Aan de Voorzitter van de Tweede Kamer der Staten-Generaal
Den Haag, 24 april 2013
Hierbij stuur ik u het natuurbeleidsplan Caribisch Nederland 2013–2017.1
Volgens de Wet grondslagen natuurbeheer en bescherming BES brengt de minister van
Economische Zaken elke 5 jaar een natuurbeleidsplan voor Caribisch Nederland uit.
Met dit natuurbeleidsplan geef ik richting aan het natuurbeleid in Caribisch Nederland
voor de komende 5 jaar. Het dient mede als kader voor de door het Openbaar lichaam
van de eilanden op te stellen eilandelijke natuurplannen.
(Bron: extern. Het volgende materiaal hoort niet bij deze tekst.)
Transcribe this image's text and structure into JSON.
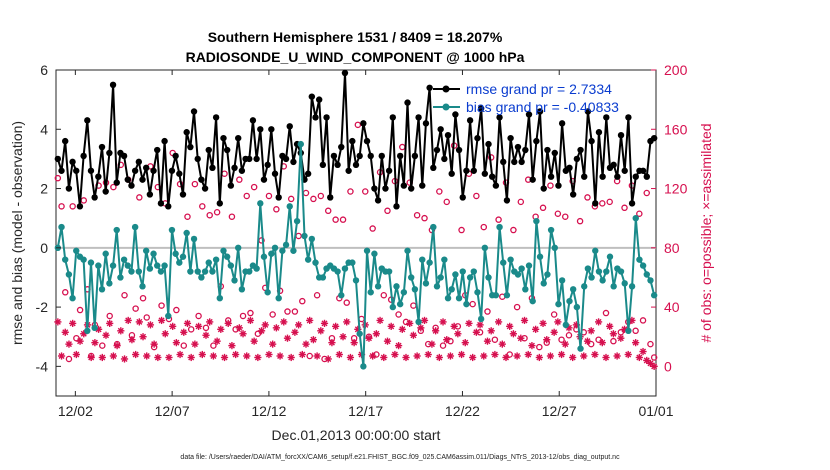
{
  "chart_data": {
    "type": "line",
    "title": [
      "Southern Hemisphere 1531 / 8409 = 18.207%",
      "RADIOSONDE_U_WIND_COMPONENT @ 1000 hPa"
    ],
    "xlabel": "Dec.01,2013 00:00:00 start",
    "ylabel_left": "rmse and bias (model - observation)",
    "ylabel_right": "# of obs: o=possible; ×=assimilated",
    "xlim": [
      0,
      31
    ],
    "ylim_left": [
      -5,
      6
    ],
    "ylim_right": [
      -20,
      200
    ],
    "x_ticks": [
      {
        "value": 1,
        "label": "12/02"
      },
      {
        "value": 6,
        "label": "12/07"
      },
      {
        "value": 11,
        "label": "12/12"
      },
      {
        "value": 16,
        "label": "12/17"
      },
      {
        "value": 21,
        "label": "12/22"
      },
      {
        "value": 26,
        "label": "12/27"
      },
      {
        "value": 31,
        "label": "01/01"
      }
    ],
    "y_ticks_left": [
      "-4",
      "-2",
      "0",
      "2",
      "4",
      "6"
    ],
    "y_tick_values_left": [
      -4,
      -2,
      0,
      2,
      4,
      6
    ],
    "y_ticks_right": [
      "0",
      "40",
      "80",
      "120",
      "160",
      "200"
    ],
    "y_tick_values_right": [
      0,
      40,
      80,
      120,
      160,
      200
    ],
    "zero_line": 0,
    "legend": [
      {
        "label": "rmse grand pr = 2.7334",
        "color": "#000000"
      },
      {
        "label": "bias grand pr = -0.40833",
        "color": "#1a8a8a"
      }
    ],
    "colors": {
      "rmse": "#000000",
      "bias": "#1a8a8a",
      "obs": "#d6104f",
      "zero": "#c0c0c0"
    },
    "series": [
      {
        "name": "rmse",
        "axis": "left",
        "values": [
          3.0,
          2.6,
          3.6,
          2.0,
          2.9,
          2.6,
          1.4,
          3.1,
          4.3,
          2.6,
          1.7,
          2.4,
          3.4,
          1.9,
          3.2,
          5.5,
          2.2,
          3.2,
          3.1,
          2.3,
          2.1,
          2.6,
          2.9,
          2.3,
          2.7,
          1.8,
          2.6,
          3.3,
          1.5,
          3.6,
          1.4,
          2.6,
          3.1,
          2.5,
          1.8,
          3.9,
          3.4,
          4.6,
          3.0,
          2.3,
          2.0,
          3.3,
          2.7,
          4.4,
          1.5,
          3.7,
          3.3,
          2.1,
          2.7,
          3.7,
          2.6,
          3.0,
          3.0,
          4.3,
          3.0,
          4.0,
          2.3,
          2.8,
          4.0,
          2.5,
          1.7,
          3.1,
          3.0,
          4.1,
          2.9,
          3.5,
          3.2,
          2.3,
          2.5,
          5.1,
          4.4,
          5.0,
          2.8,
          4.4,
          1.7,
          3.1,
          2.8,
          3.4,
          5.9,
          2.6,
          3.6,
          2.8,
          3.1,
          4.2,
          3.6,
          3.1,
          2.0,
          1.6,
          3.1,
          2.0,
          2.6,
          4.4,
          1.4,
          3.1,
          2.1,
          4.9,
          2.0,
          3.1,
          4.4,
          2.1,
          4.2,
          5.4,
          2.7,
          3.3,
          4.0,
          3.0,
          3.8,
          2.5,
          4.5,
          3.3,
          1.7,
          2.6,
          4.3,
          2.6,
          3.7,
          4.7,
          2.5,
          3.5,
          2.4,
          2.1,
          4.4,
          2.9,
          1.6,
          3.7,
          2.9,
          3.4,
          2.9,
          3.3,
          4.5,
          2.3,
          3.6,
          4.6,
          2.0,
          3.3,
          2.4,
          3.2,
          2.1,
          4.2,
          2.6,
          2.7,
          1.8,
          3.0,
          3.3,
          2.4,
          4.6,
          3.6,
          1.5,
          3.9,
          2.4,
          4.4,
          2.7,
          2.8,
          2.4,
          3.8,
          2.6,
          4.4,
          1.5,
          2.4,
          2.6,
          2.6,
          2.4,
          3.6,
          3.7
        ]
      },
      {
        "name": "bias",
        "axis": "left",
        "values": [
          0.0,
          0.7,
          -0.4,
          -0.9,
          -1.7,
          -0.1,
          -0.3,
          -0.4,
          -2.8,
          -0.5,
          -2.7,
          -0.6,
          -1.4,
          -0.2,
          -1.2,
          -0.6,
          0.6,
          -1.0,
          -0.4,
          -0.6,
          -0.8,
          0.7,
          -0.8,
          -1.3,
          -0.1,
          -0.7,
          -0.2,
          -0.6,
          -0.8,
          -0.6,
          -2.3,
          0.6,
          -0.2,
          -0.5,
          -0.3,
          0.5,
          -0.8,
          0.3,
          -0.8,
          -1.0,
          -0.8,
          -0.5,
          -0.8,
          -0.4,
          -1.7,
          -0.1,
          -0.3,
          -0.6,
          -1.1,
          0.0,
          -1.4,
          -0.8,
          -0.8,
          -0.6,
          -0.7,
          1.5,
          -0.3,
          -1.5,
          -0.2,
          0.0,
          -1.7,
          -0.1,
          0.1,
          1.4,
          -0.1,
          0.9,
          3.5,
          0.4,
          -0.4,
          0.3,
          -0.5,
          -1.0,
          -1.0,
          -0.7,
          -0.6,
          -0.7,
          -0.8,
          -1.6,
          -0.7,
          -0.5,
          -0.5,
          -1.1,
          -2.9,
          -4.0,
          -0.1,
          -1.5,
          -0.2,
          -1.3,
          -0.7,
          -0.8,
          -0.8,
          -2.0,
          -1.3,
          -1.9,
          -1.5,
          -0.1,
          -1.0,
          -1.4,
          -2.5,
          -0.4,
          -1.2,
          -0.5,
          0.7,
          -1.3,
          -1.0,
          -0.4,
          -1.7,
          -1.4,
          -0.9,
          -1.7,
          -0.8,
          -1.9,
          -1.0,
          -0.8,
          -1.5,
          -2.4,
          0.0,
          -1.0,
          -1.6,
          -1.6,
          0.7,
          -0.5,
          -1.6,
          -0.4,
          -0.8,
          -0.9,
          -0.7,
          -1.4,
          -0.6,
          -1.8,
          0.9,
          -0.3,
          -1.2,
          -0.9,
          0.6,
          0.0,
          -1.9,
          -1.1,
          -2.6,
          -1.8,
          -1.4,
          -2.0,
          -3.4,
          -1.3,
          -0.7,
          -1.0,
          -0.1,
          -0.8,
          -1.1,
          -0.8,
          -0.3,
          -1.3,
          -0.7,
          -0.8,
          -1.2,
          -2.8,
          -1.3,
          1.0,
          -0.4,
          -0.6,
          -0.9,
          -1.1,
          -1.6
        ]
      },
      {
        "name": "obs_possible",
        "axis": "right",
        "marker": "o",
        "values": [
          127,
          108,
          50,
          5,
          108,
          19,
          38,
          112,
          52,
          7,
          28,
          122,
          14,
          124,
          34,
          121,
          15,
          136,
          48,
          126,
          21,
          39,
          114,
          46,
          33,
          135,
          13,
          121,
          41,
          110,
          32,
          144,
          38,
          123,
          14,
          101,
          25,
          123,
          34,
          108,
          26,
          102,
          14,
          104,
          54,
          130,
          31,
          101,
          25,
          126,
          34,
          115,
          36,
          121,
          22,
          85,
          53,
          115,
          35,
          106,
          51,
          135,
          37,
          113,
          37,
          88,
          44,
          117,
          7,
          113,
          48,
          115,
          5,
          105,
          19,
          99,
          46,
          99,
          43,
          118,
          19,
          163,
          32,
          118,
          20,
          93,
          8,
          131,
          48,
          105,
          45,
          125,
          35,
          148,
          30,
          124,
          41,
          102,
          24,
          100,
          15,
          92,
          26,
          118,
          14,
          111,
          17,
          149,
          27,
          92,
          48,
          130,
          42,
          115,
          23,
          94,
          37,
          141,
          18,
          99,
          47,
          124,
          8,
          92,
          40,
          111,
          19,
          126,
          46,
          101,
          13,
          107,
          16,
          122,
          35,
          103,
          18,
          101,
          21,
          125,
          25,
          98,
          23,
          114,
          15,
          108,
          18,
          110,
          36,
          111,
          17,
          125,
          23,
          107,
          30,
          122,
          24,
          103,
          31,
          117,
          15,
          6
        ]
      },
      {
        "name": "obs_assimilated",
        "axis": "right",
        "marker": "*",
        "values": [
          30,
          7,
          23,
          15,
          29,
          8,
          17,
          22,
          28,
          6,
          16,
          25,
          6,
          21,
          29,
          7,
          14,
          24,
          5,
          31,
          18,
          8,
          30,
          20,
          7,
          28,
          15,
          6,
          31,
          22,
          6,
          27,
          16,
          8,
          23,
          29,
          6,
          15,
          27,
          8,
          21,
          30,
          7,
          17,
          25,
          6,
          29,
          14,
          8,
          26,
          22,
          7,
          31,
          17,
          6,
          24,
          28,
          8,
          15,
          26,
          7,
          30,
          19,
          6,
          23,
          28,
          8,
          15,
          31,
          18,
          7,
          24,
          29,
          5,
          16,
          27,
          8,
          20,
          30,
          6,
          16,
          25,
          8,
          28,
          19,
          7,
          22,
          31,
          6,
          17,
          27,
          8,
          14,
          25,
          6,
          29,
          21,
          7,
          26,
          31,
          8,
          15,
          24,
          6,
          30,
          18,
          7,
          27,
          22,
          8,
          16,
          29,
          6,
          23,
          28,
          7,
          17,
          24,
          8,
          30,
          15,
          6,
          27,
          22,
          7,
          19,
          31,
          8,
          14,
          25,
          6,
          29,
          18,
          7,
          23,
          30,
          8,
          15,
          26,
          6,
          28,
          20,
          7,
          17,
          24,
          8,
          30,
          16,
          6,
          27,
          22,
          7,
          19,
          25,
          8,
          31,
          16,
          6,
          10,
          4,
          2,
          0
        ]
      }
    ]
  },
  "footer": "data file: /Users/raeder/DAI/ATM_forcXX/CAM6_setup/f.e21.FHIST_BGC.f09_025.CAM6assim.011/Diags_NTrS_2013-12/obs_diag_output.nc"
}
Het natuurbeleidsplan is mede op uw verzoek (Kamerstuk 32 500 XIII, nr. 143 vergaderjaar 2010–2011) tot stand gekomen in samenwerking met natuurorganisaties,
parkbeheerders en Openbaar lichaam van de eilanden. Ook het bedrijfsleven, onder andere
de toeristische sector, is betrokken geweest.
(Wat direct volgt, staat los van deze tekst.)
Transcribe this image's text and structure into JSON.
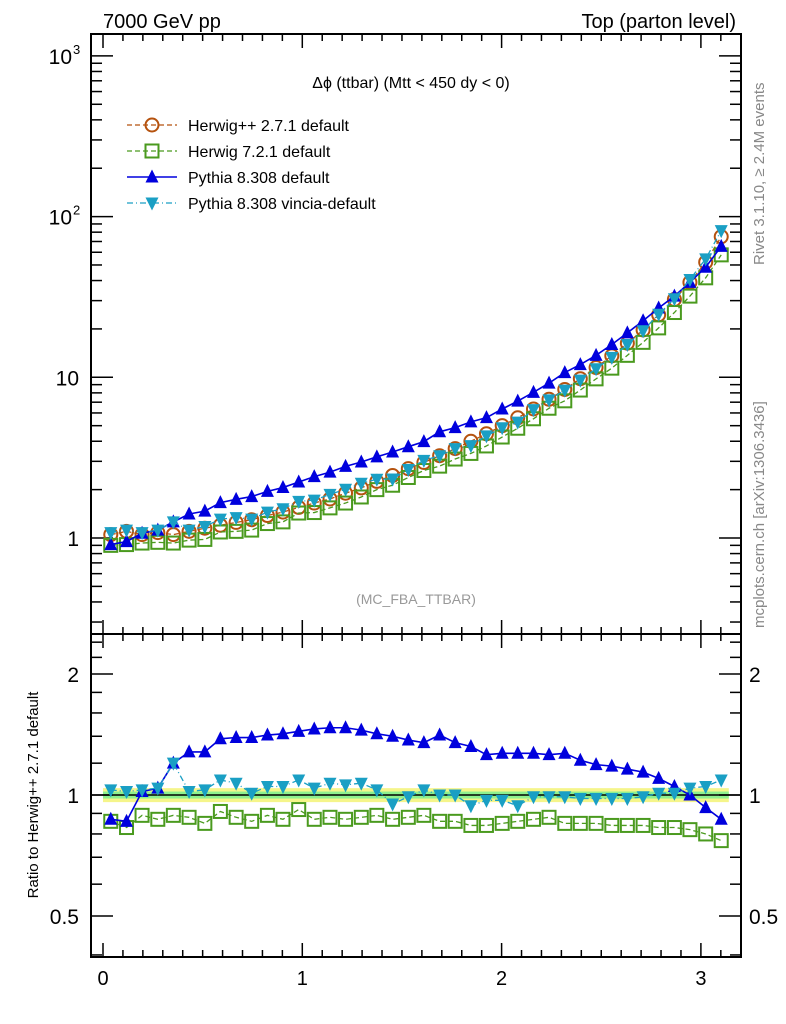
{
  "header": {
    "left_label": "7000 GeV pp",
    "right_label": "Top (parton level)"
  },
  "side_labels": {
    "rivet": "Rivet 3.1.10, ≥ 2.4M events",
    "mcplots": "mcplots.cern.ch [arXiv:1306.3436]"
  },
  "chart_data": [
    {
      "type": "line",
      "panel": "main",
      "title": "Δϕ (ttbar) (Mtt < 450 dy < 0)",
      "watermark": "(MC_FBA_TTBAR)",
      "xlabel": "",
      "ylabel": "",
      "xlim": [
        -0.05,
        3.2
      ],
      "ylim": [
        0.3,
        1300
      ],
      "yscale": "log",
      "grid": false,
      "legend_position": "top-left",
      "x_ticks": [
        "0",
        "1",
        "2",
        "3"
      ],
      "y_ticks": [
        "1",
        "10",
        "10^2",
        "10^3"
      ],
      "x": [
        0.039,
        0.118,
        0.196,
        0.275,
        0.353,
        0.432,
        0.511,
        0.589,
        0.668,
        0.746,
        0.825,
        0.903,
        0.982,
        1.06,
        1.139,
        1.217,
        1.296,
        1.374,
        1.453,
        1.532,
        1.61,
        1.689,
        1.767,
        1.846,
        1.924,
        2.003,
        2.081,
        2.16,
        2.238,
        2.317,
        2.395,
        2.474,
        2.553,
        2.631,
        2.71,
        2.788,
        2.867,
        2.945,
        3.024,
        3.102
      ],
      "series": [
        {
          "name": "Herwig++ 2.7.1 default",
          "color": "#b5520e",
          "marker": "open-circle",
          "line": "dashed",
          "values": [
            1.05,
            1.1,
            1.05,
            1.08,
            1.05,
            1.1,
            1.15,
            1.2,
            1.25,
            1.3,
            1.38,
            1.45,
            1.55,
            1.65,
            1.75,
            1.9,
            2.05,
            2.25,
            2.45,
            2.7,
            2.95,
            3.25,
            3.6,
            4.0,
            4.45,
            5.0,
            5.6,
            6.35,
            7.3,
            8.4,
            9.8,
            11.5,
            13.6,
            16.3,
            19.7,
            24.5,
            30.5,
            39.0,
            52.0,
            75.0
          ]
        },
        {
          "name": "Herwig 7.2.1 default",
          "color": "#4a9a1e",
          "marker": "open-square",
          "line": "dashed",
          "values": [
            0.9,
            0.91,
            0.93,
            0.94,
            0.93,
            0.97,
            0.98,
            1.09,
            1.1,
            1.12,
            1.23,
            1.26,
            1.43,
            1.44,
            1.54,
            1.65,
            1.8,
            2.0,
            2.13,
            2.38,
            2.63,
            2.8,
            3.1,
            3.36,
            3.74,
            4.25,
            4.82,
            5.52,
            6.42,
            7.14,
            8.33,
            9.78,
            11.4,
            13.7,
            16.5,
            20.3,
            25.3,
            32.0,
            41.6,
            57.8
          ]
        },
        {
          "name": "Pythia 8.308 default",
          "color": "#0000dd",
          "marker": "filled-triangle-up",
          "line": "solid",
          "values": [
            0.91,
            0.95,
            1.07,
            1.12,
            1.26,
            1.41,
            1.47,
            1.66,
            1.74,
            1.81,
            1.95,
            2.06,
            2.23,
            2.41,
            2.57,
            2.79,
            2.97,
            3.2,
            3.43,
            3.7,
            3.98,
            4.58,
            4.86,
            5.28,
            5.61,
            6.35,
            7.11,
            8.06,
            9.2,
            10.7,
            12.0,
            13.7,
            16.0,
            18.9,
            22.5,
            27.0,
            32.0,
            39.0,
            48.4,
            65.3
          ]
        },
        {
          "name": "Pythia 8.308 vincia-default",
          "color": "#1a9fc4",
          "marker": "filled-triangle-down",
          "line": "dash-dot",
          "values": [
            1.08,
            1.12,
            1.08,
            1.12,
            1.26,
            1.12,
            1.18,
            1.31,
            1.34,
            1.31,
            1.45,
            1.52,
            1.69,
            1.72,
            1.87,
            2.01,
            2.19,
            2.32,
            2.33,
            2.67,
            3.04,
            3.25,
            3.6,
            3.76,
            4.32,
            4.85,
            5.26,
            6.29,
            7.23,
            8.32,
            9.6,
            11.3,
            13.3,
            16.0,
            19.5,
            24.7,
            30.8,
            40.6,
            54.6,
            81.8
          ]
        }
      ]
    },
    {
      "type": "line",
      "panel": "ratio",
      "title": "",
      "xlabel": "",
      "ylabel": "Ratio to Herwig++ 2.7.1 default",
      "xlim": [
        -0.05,
        3.2
      ],
      "ylim": [
        0.4,
        2.5
      ],
      "yscale": "log",
      "grid": false,
      "x_ticks": [
        "0",
        "1",
        "2",
        "3"
      ],
      "y_ticks": [
        "0.5",
        "1",
        "2"
      ],
      "reference_band": {
        "center": 1.0,
        "inner": 0.02,
        "outer": 0.04,
        "inner_color": "#8ef08e",
        "outer_color": "#f5f58a"
      },
      "x": [
        0.039,
        0.118,
        0.196,
        0.275,
        0.353,
        0.432,
        0.511,
        0.589,
        0.668,
        0.746,
        0.825,
        0.903,
        0.982,
        1.06,
        1.139,
        1.217,
        1.296,
        1.374,
        1.453,
        1.532,
        1.61,
        1.689,
        1.767,
        1.846,
        1.924,
        2.003,
        2.081,
        2.16,
        2.238,
        2.317,
        2.395,
        2.474,
        2.553,
        2.631,
        2.71,
        2.788,
        2.867,
        2.945,
        3.024,
        3.102
      ],
      "series": [
        {
          "name": "Herwig 7.2.1 default",
          "color": "#4a9a1e",
          "marker": "open-square",
          "line": "dashed",
          "values": [
            0.86,
            0.83,
            0.89,
            0.87,
            0.89,
            0.88,
            0.85,
            0.91,
            0.88,
            0.86,
            0.89,
            0.87,
            0.92,
            0.87,
            0.88,
            0.87,
            0.88,
            0.89,
            0.87,
            0.88,
            0.89,
            0.86,
            0.86,
            0.84,
            0.84,
            0.85,
            0.86,
            0.87,
            0.88,
            0.85,
            0.85,
            0.85,
            0.84,
            0.84,
            0.84,
            0.83,
            0.83,
            0.82,
            0.8,
            0.77
          ]
        },
        {
          "name": "Pythia 8.308 default",
          "color": "#0000dd",
          "marker": "filled-triangle-up",
          "line": "solid",
          "values": [
            0.87,
            0.86,
            1.02,
            1.04,
            1.2,
            1.28,
            1.28,
            1.38,
            1.39,
            1.39,
            1.41,
            1.42,
            1.44,
            1.46,
            1.47,
            1.47,
            1.45,
            1.42,
            1.4,
            1.37,
            1.35,
            1.41,
            1.35,
            1.32,
            1.26,
            1.27,
            1.27,
            1.27,
            1.26,
            1.27,
            1.22,
            1.19,
            1.18,
            1.16,
            1.14,
            1.1,
            1.05,
            1.0,
            0.93,
            0.87
          ]
        },
        {
          "name": "Pythia 8.308 vincia-default",
          "color": "#1a9fc4",
          "marker": "filled-triangle-down",
          "line": "dash-dot",
          "values": [
            1.03,
            1.02,
            1.03,
            1.04,
            1.2,
            1.02,
            1.03,
            1.09,
            1.07,
            1.01,
            1.05,
            1.05,
            1.09,
            1.04,
            1.07,
            1.06,
            1.07,
            1.03,
            0.95,
            0.99,
            1.03,
            1.0,
            1.0,
            0.94,
            0.97,
            0.97,
            0.94,
            0.99,
            0.99,
            0.99,
            0.98,
            0.98,
            0.98,
            0.98,
            0.99,
            1.01,
            1.01,
            1.04,
            1.05,
            1.09
          ]
        }
      ]
    }
  ]
}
Op 17 januari 2013, Kamerstuk 30 825, nr. 189, heb ik u geïnformeerd over de uitkomsten van het bestuurlijk overleg met de provincies
over de besteding van de € 200 mln. extra middelen voor natuur en, als onderdeel hiervan,
de € 7,5 miljoen natuurgelden voor Caribisch Nederland. De beschikbare middelen voor
Caribisch Nederland worden ingezet om achterstallig onderhoud van de natuur op korte
termijn in te halen. Het natuurbeleidsplan geeft nader aan op welke wijze de middelen
besteed worden.
Het natuurbeleidsplan benadert natuur op de eilanden als integraal onderdeel van de
maatschappij. De natuur op de Caribische eilanden is een belangrijke economische motor,
zoals ook bleek uit de TEEB-Bonaire, Kamerstuk 26 407, nr. 84. We moeten daar gebruik van maken en er tegelijkertijd goed voor zorgen. Uitgangspunt
bij de concrete actiepunten in het plan is dan ook dat de natuur duurzaam gebruikt
moet kunnen blijven worden. Op die manier wil ik er aan bijdragen dat de eilandbewoners
nu en in de toekomst blijven profiteren van de natuur als bron van welvaart.